In the dust-up that followed Earl Mallick’s resignation from the Hilton Head Island Town Council, he was called either a quitter or a man of great principle.
That episode 17 years ago was seen as a dramatic moment in the island’s ongoing rift between residential and commercial interests, and the public’s direct role in Town Hall decisions.
Today, in the wake of Mallick’s death Sept. 6 in Fort Myers, Fla., at age 91, he is remembered for his passion by the man who replaced him on council, George Williams.
Mallick was elected to three two-year terms in Ward 5 in Sea Pines.
But he resigned after serving five years when Town Council reversed itself on a resolution to put tax increment financing spending to a public vote.
In a memo to his colleagues, Mallick said “abandoning” the referendum “dishonors the council” in a way that he could not “stomach.”
“I suppose that the thought is that a referendum may not pass,” Mallick wrote. “It seems to me that that has caused this joint effort to scuttle the referendum. The fact is that the council is afraid to let the public vote and wants to thwart the will of the public even if it means breaking its pledge to them.”
When council voted against holding the referendum, Mallick resigned, just as he said he would.
He said he would miss being in government and regretted not having as much influence on public policy as he thought he might.
“I like haggling,” he told The Island Packet at the time. “I like arguing for what I think is right. I don’t mind being in the minority as long as I think I’m doing right.”
Mallick said he believed the council often had failed to consider the concerns of residents over commercial interests when making decisions, especially in regard to zoning.
“I’ve been pretty much a failure in trying to protect people,” he said.
He also advocated for a police department to replace the town’s contract for that service with the Beaufort County Sheriff’s Office, which remains in place.
“How do you force a sheriff to comply with the contract?” Mallick asked. “If we get a bad sheriff, we’re in bad trouble. If we have a good sheriff, the town still doesn’t have the control it ought to have.”
Outside Town Council, Mallick was known for a magic show he did for children along with his late wife, Evelyn.
He also was known as a leader in the Presbyterian church, and president of a South Beach homeowners’ association.
But few talked about his accomplishments before retiring to Hilton Head in the early 1990s.
He was a native of Pittsburgh who enrolled in a Navy program that sent him through Northwestern University to get a degree in electrical engineering. He then worked his way through Harvard Law School.

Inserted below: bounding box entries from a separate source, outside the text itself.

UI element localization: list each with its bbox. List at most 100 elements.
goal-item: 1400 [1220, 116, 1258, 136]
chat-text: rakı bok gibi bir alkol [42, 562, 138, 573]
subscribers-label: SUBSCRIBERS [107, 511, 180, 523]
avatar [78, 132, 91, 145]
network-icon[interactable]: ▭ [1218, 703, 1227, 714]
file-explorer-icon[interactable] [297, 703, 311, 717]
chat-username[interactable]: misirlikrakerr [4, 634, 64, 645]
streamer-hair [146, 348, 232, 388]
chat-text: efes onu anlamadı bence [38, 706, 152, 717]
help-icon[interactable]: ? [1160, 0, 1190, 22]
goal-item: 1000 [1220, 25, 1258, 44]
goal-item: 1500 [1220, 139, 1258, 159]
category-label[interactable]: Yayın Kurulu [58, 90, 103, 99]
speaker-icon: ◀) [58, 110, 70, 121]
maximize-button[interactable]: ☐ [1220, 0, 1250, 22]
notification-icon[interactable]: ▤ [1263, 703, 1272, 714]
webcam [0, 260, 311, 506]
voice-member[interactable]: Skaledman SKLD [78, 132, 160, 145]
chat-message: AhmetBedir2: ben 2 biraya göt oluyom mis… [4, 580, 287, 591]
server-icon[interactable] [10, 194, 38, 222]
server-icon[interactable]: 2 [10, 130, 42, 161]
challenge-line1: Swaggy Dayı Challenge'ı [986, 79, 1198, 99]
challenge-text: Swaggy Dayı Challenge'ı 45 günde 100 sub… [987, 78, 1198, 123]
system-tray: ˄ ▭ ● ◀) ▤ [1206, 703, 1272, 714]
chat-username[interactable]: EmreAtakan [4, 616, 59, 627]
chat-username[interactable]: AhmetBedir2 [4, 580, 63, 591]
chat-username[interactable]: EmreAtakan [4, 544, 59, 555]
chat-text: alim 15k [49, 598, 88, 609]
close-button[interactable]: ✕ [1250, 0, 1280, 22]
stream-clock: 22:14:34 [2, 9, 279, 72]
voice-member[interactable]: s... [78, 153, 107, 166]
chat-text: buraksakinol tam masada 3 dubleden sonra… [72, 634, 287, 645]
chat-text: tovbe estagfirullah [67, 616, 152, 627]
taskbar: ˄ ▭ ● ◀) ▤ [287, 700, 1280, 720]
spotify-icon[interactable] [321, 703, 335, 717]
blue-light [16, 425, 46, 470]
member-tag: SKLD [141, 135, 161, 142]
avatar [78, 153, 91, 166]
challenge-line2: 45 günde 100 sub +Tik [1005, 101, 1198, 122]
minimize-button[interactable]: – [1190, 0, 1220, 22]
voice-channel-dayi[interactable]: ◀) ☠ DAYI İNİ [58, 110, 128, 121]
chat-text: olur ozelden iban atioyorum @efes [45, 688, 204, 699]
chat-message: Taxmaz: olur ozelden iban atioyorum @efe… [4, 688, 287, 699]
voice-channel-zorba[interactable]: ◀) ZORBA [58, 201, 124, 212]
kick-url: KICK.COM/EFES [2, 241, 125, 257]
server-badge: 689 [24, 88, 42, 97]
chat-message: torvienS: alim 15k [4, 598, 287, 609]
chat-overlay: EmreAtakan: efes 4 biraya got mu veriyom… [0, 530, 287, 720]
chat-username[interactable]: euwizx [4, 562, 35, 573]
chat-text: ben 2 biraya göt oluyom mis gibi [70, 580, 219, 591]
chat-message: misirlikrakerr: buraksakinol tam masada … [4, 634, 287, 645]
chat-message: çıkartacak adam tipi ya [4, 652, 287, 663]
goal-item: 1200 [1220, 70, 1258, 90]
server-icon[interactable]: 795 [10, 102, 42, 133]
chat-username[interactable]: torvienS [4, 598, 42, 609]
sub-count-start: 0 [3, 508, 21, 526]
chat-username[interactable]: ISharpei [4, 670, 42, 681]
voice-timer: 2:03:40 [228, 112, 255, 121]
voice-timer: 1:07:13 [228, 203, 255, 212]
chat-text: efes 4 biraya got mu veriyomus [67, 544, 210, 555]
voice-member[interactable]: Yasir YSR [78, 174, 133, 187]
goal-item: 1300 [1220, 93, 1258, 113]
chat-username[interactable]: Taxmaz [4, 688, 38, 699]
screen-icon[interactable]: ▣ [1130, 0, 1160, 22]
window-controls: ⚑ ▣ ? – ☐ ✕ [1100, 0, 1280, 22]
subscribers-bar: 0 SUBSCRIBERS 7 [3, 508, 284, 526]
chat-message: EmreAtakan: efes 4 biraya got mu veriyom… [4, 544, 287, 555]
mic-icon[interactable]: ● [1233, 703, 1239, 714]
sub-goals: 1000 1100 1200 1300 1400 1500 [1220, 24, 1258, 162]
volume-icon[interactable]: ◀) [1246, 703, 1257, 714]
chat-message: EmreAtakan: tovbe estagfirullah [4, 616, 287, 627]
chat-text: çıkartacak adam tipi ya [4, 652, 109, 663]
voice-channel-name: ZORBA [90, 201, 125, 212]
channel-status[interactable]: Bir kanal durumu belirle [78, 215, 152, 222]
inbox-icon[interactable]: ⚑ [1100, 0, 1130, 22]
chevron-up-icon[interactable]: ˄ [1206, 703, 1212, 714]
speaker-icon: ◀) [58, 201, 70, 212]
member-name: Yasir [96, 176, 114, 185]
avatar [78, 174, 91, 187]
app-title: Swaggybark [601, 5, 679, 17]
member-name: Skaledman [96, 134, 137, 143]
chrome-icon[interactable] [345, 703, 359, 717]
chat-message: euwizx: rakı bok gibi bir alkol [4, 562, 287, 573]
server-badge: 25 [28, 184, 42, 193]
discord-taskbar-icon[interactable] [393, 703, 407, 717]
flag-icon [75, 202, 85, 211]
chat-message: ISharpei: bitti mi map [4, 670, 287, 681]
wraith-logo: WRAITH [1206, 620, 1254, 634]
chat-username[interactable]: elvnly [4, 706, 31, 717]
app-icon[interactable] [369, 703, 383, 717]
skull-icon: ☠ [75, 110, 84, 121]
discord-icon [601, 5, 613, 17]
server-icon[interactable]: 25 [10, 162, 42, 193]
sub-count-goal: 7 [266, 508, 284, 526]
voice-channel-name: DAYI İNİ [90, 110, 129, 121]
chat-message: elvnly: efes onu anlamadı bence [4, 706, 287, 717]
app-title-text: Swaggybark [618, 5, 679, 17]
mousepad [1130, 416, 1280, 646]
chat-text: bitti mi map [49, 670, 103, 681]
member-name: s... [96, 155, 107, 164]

He took a job in the law department at U.S. Steel in 1949 and a news story about his death in the Pittsburgh Post-Gazette last week said that for nearly three decades he helped lead the corporation. He retired in 1991 as vice president for public affairs, working in Washington, D.C.
The newspaper cited Mallick’s candor as a factor in his rise through the company.
It mentions his role in the turbulent civil rights era while serving as U.S. Steel vice president-South in Birmingham, Ala. The story says:
“Mallick was willing to speak directly with civil rights leaders and took a more active role in facilitating the changes in the city,” Judith Stein wrote in her book “Running Steel, Running America: Race, Economic Policy and the Decline of Liberalism.”
Later, he was put in the sticky position of heading environmental control for U.S. Steel. The Post-Gazette reports:
“Another book, ‘The Corporation: A Centennial Biography of United States Steel Corporation, 1901-2001,’ depicted Mallick as a human tennis ball — batted about by environmental interests and corporate headquarters.”
Yet, his son Craig Mallick told the Post-Gazette, Mallick maintained a forthright relationship with Pittsburgh’s leading environmental activist.
“He always put everybody first,” Craig Mallick told the newspaper. “He felt a sense of responsibility to his community, to his family, to his country.”